Of the many executives that were either forced out or left the ship of their own free will, Scott Croyle’s departure probably hurt the OEM the most. Croyle joined HTC in 2008 as a Senior Vice President of Design and User Experience, moving to then startup Nextbit Systems in 2014 to create the crowdfunded “cloud-first” Robin.
Earlier this year, Nextbit was acquired by gaming hardware powerhouse Razer, which is widely expected to unveil its rookie smartphone effort next week.

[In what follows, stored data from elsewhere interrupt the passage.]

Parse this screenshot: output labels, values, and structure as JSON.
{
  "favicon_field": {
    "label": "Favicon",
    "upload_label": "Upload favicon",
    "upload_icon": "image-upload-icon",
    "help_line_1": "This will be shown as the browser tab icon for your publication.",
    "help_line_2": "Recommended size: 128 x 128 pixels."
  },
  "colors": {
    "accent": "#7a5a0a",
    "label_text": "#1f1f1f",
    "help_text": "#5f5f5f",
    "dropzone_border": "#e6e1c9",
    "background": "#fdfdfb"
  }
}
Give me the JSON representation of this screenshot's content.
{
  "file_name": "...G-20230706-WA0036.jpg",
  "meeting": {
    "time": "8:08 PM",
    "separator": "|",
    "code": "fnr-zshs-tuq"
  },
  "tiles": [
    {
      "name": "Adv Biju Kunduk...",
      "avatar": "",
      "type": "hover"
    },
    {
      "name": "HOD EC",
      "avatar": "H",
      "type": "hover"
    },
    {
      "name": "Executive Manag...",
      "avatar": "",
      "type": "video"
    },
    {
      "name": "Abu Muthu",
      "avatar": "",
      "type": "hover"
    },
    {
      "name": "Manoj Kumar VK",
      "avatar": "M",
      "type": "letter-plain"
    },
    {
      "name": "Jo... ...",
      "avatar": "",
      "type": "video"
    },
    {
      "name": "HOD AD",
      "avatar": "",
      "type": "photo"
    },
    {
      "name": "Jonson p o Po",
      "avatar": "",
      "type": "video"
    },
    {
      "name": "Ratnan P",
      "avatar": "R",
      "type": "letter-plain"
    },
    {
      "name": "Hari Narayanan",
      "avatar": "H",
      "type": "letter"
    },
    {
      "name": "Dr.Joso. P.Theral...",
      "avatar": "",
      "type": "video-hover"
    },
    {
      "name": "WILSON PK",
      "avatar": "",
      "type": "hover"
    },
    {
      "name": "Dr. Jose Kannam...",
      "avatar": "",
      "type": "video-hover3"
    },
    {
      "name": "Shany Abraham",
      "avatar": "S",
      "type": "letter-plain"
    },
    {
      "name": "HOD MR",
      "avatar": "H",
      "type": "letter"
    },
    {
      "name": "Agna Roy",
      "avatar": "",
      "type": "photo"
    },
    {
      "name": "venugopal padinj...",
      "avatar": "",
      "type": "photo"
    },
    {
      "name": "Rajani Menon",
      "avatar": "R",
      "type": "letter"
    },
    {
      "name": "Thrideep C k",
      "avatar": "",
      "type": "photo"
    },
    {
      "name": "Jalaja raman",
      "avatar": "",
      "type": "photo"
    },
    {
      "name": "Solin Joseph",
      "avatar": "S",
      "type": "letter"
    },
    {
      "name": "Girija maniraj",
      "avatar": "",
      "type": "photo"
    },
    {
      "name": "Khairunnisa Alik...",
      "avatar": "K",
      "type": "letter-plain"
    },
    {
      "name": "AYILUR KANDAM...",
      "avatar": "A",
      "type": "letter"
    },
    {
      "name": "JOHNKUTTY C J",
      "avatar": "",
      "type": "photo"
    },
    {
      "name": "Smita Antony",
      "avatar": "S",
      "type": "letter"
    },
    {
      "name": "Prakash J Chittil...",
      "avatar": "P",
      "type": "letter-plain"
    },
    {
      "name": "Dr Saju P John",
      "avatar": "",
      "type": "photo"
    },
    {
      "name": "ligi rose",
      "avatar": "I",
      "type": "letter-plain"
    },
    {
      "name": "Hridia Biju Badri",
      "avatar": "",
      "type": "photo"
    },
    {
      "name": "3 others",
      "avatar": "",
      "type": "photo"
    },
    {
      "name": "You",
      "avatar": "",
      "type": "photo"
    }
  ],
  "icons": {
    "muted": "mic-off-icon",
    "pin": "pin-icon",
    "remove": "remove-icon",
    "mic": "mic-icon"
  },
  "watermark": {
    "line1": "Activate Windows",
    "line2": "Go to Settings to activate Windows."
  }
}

If that’s the case, you have to assume Croyle was involved in the seemingly Robin-similar design of the aptly named Razer Phone.
But in an unexpected turn of events, HTC’s ex-design guru and Nextbit’s former board member chose today to announce he’s reuniting with Daniel Hundt to found a San Francisco studio called Attic.
Hundt has a pretty impressive résumé himself, working as a Senior Industrial Designer and Creative Director at Croyle’s old One&Co firm, then “directing” HTC’s “creative” team for a year and a half, and fulfilling the AVP Design role from early 2015 to now.
“Dedicated to elevating design and the clients we work for”, Attic aims to “provide key insights on strategy, connections and introductions in key areas necessary to launch brands and products.”
The newly formed design company already covers a wide range of product categories, securing a number of unnamed clients involved in more than just consumer electronics.
It’s obviously going to be interesting to see what this means for the debut Razer Phone and the gaming giant’s future mobile device ambitions. Was Croyle unhappy with his former employer’s plans? Will an eventual sequel look radically different from the gadget likely to be announced on November 1? We may never know.